I read the ProcessGroupWrapper codeļ¼find that communication_op in ProcessGroupWrapper is just communication_op in origin_backend + runCollectiveChecks in gloo, like allreduce:
https://github.com/pytorch/pytorch/blob/82e0153487c2cd1abc92598963be5b57ab1948d4/torch/csrc/distributed/c10d/ProcessGroupWrapper.cpp#L406-L411
`runCollectiveChecks` is used to `collective finger print` for tensors and run gloo's `monitoredBarrier`.

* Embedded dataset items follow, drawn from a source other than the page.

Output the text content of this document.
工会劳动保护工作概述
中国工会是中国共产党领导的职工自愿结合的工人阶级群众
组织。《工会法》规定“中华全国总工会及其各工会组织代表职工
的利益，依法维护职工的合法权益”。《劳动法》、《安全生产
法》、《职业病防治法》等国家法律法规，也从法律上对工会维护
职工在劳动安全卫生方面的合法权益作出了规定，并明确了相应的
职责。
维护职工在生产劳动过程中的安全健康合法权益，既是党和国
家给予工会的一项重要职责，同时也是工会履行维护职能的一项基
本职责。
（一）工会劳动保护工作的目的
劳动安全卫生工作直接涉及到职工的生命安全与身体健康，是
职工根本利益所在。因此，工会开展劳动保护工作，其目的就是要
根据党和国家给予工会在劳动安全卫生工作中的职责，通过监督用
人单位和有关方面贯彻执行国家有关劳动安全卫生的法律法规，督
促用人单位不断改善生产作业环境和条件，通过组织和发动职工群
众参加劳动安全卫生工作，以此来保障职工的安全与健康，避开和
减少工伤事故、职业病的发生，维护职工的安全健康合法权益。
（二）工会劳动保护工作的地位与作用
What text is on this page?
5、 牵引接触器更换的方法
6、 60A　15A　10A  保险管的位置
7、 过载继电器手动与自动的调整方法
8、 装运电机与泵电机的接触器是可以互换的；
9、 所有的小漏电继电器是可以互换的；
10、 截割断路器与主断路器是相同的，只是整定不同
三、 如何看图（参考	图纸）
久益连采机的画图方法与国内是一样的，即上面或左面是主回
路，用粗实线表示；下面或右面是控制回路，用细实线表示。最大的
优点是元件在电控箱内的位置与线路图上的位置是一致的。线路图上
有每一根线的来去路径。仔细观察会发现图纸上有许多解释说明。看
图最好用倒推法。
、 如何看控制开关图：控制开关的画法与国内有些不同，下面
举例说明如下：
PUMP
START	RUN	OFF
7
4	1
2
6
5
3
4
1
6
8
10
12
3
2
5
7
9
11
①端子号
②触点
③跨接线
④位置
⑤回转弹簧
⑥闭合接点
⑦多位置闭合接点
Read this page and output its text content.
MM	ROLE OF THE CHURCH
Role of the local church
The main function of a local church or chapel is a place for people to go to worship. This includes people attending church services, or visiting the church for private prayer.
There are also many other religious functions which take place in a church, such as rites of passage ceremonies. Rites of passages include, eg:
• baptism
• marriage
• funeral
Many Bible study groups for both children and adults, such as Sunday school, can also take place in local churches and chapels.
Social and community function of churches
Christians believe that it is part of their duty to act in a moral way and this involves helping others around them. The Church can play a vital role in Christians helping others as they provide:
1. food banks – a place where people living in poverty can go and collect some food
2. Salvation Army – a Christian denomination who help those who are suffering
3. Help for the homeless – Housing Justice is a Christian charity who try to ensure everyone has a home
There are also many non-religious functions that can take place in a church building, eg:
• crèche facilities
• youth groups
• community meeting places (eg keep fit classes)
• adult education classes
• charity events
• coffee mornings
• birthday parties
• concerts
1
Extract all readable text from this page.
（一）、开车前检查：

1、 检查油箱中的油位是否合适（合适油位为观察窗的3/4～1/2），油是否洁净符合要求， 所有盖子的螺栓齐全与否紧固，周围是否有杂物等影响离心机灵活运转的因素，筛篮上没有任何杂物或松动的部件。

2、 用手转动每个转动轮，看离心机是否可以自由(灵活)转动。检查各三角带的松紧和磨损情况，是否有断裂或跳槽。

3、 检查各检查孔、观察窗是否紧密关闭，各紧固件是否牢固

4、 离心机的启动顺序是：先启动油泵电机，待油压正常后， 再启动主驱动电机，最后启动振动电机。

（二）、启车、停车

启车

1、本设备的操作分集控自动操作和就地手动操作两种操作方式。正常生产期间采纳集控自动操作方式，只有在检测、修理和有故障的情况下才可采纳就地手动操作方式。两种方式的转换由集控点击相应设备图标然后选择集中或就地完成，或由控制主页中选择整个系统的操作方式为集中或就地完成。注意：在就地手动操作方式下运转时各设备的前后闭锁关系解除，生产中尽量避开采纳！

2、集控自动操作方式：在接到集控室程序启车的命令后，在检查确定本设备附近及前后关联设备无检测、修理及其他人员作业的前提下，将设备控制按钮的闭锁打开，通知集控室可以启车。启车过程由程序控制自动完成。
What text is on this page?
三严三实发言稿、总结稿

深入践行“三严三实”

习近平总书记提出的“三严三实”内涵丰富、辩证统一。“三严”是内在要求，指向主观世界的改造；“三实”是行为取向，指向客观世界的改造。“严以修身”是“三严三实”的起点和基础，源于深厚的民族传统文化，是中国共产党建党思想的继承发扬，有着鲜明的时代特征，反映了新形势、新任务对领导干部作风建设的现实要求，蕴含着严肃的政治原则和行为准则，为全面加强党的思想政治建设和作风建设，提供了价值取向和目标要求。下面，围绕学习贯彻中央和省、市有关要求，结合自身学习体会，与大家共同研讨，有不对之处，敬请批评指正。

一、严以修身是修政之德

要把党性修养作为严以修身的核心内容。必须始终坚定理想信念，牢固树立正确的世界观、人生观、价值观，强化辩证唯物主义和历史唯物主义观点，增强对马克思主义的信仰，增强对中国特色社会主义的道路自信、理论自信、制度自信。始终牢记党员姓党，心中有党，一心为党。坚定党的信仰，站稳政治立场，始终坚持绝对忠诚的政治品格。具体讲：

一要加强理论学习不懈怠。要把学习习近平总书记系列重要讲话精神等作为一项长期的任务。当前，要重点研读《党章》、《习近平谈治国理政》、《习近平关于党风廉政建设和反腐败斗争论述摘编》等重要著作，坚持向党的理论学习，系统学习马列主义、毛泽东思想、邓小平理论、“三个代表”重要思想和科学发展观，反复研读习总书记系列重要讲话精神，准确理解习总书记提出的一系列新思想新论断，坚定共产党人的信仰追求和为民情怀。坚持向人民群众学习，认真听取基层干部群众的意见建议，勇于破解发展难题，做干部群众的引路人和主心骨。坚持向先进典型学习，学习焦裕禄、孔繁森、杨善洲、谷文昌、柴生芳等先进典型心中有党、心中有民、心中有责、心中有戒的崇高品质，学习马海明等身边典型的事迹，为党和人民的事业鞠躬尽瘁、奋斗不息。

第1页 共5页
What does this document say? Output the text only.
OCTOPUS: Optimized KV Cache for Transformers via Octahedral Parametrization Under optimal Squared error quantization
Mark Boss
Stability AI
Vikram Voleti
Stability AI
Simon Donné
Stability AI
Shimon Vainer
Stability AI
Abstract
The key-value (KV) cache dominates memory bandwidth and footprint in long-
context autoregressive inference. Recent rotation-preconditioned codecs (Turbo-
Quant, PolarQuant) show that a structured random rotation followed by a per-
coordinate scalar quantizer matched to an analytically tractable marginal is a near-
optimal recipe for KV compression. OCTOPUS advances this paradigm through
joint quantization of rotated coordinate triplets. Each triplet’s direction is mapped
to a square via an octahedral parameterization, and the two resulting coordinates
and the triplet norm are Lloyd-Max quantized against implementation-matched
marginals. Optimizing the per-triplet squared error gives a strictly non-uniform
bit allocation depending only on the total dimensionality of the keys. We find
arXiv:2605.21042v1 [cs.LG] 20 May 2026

https://github.com/pytorch/pytorch/blob/82e0153487c2cd1abc92598963be5b57ab1948d4/torch/csrc/distributed/c10d/ProcessGroupWrapper.cpp#L586-L590
I dont know why ProcessGroupWrapper doesn't work for all backend, but I think custom backend can support it.
Pull Request resolved: https://github.com/pytorch/pytorch/pull/124447
Approved by: https://github.com/kwen2501
diff --git a/torch/distributed/distributed_c10d.py b/torch/distributed/distributed_c10d.py
index 74f2ed5..c006fbc 100644
--- a/torch/distributed/distributed_c10d.py
+++ b/torch/distributed/distributed_c10d.py
@@ -1602,7 +1602,7 @@
break
# Process group wrapper initialization for supported PGs when TORCH_DISTRIBUTED_DEBUG is set
- if backend_str in [Backend.GLOO, Backend.NCCL, Backend.UCC]:
+ if backend_str in [Backend.GLOO, Backend.NCCL, Backend.UCC] or backend_str.upper() in Backend._plugins:
# In debug mode and if GLOO is available, wrap in a wrapper PG that
# enables enhanced collective checking for debuggability.
if get_debug_level() == DebugLevel.DETAIL: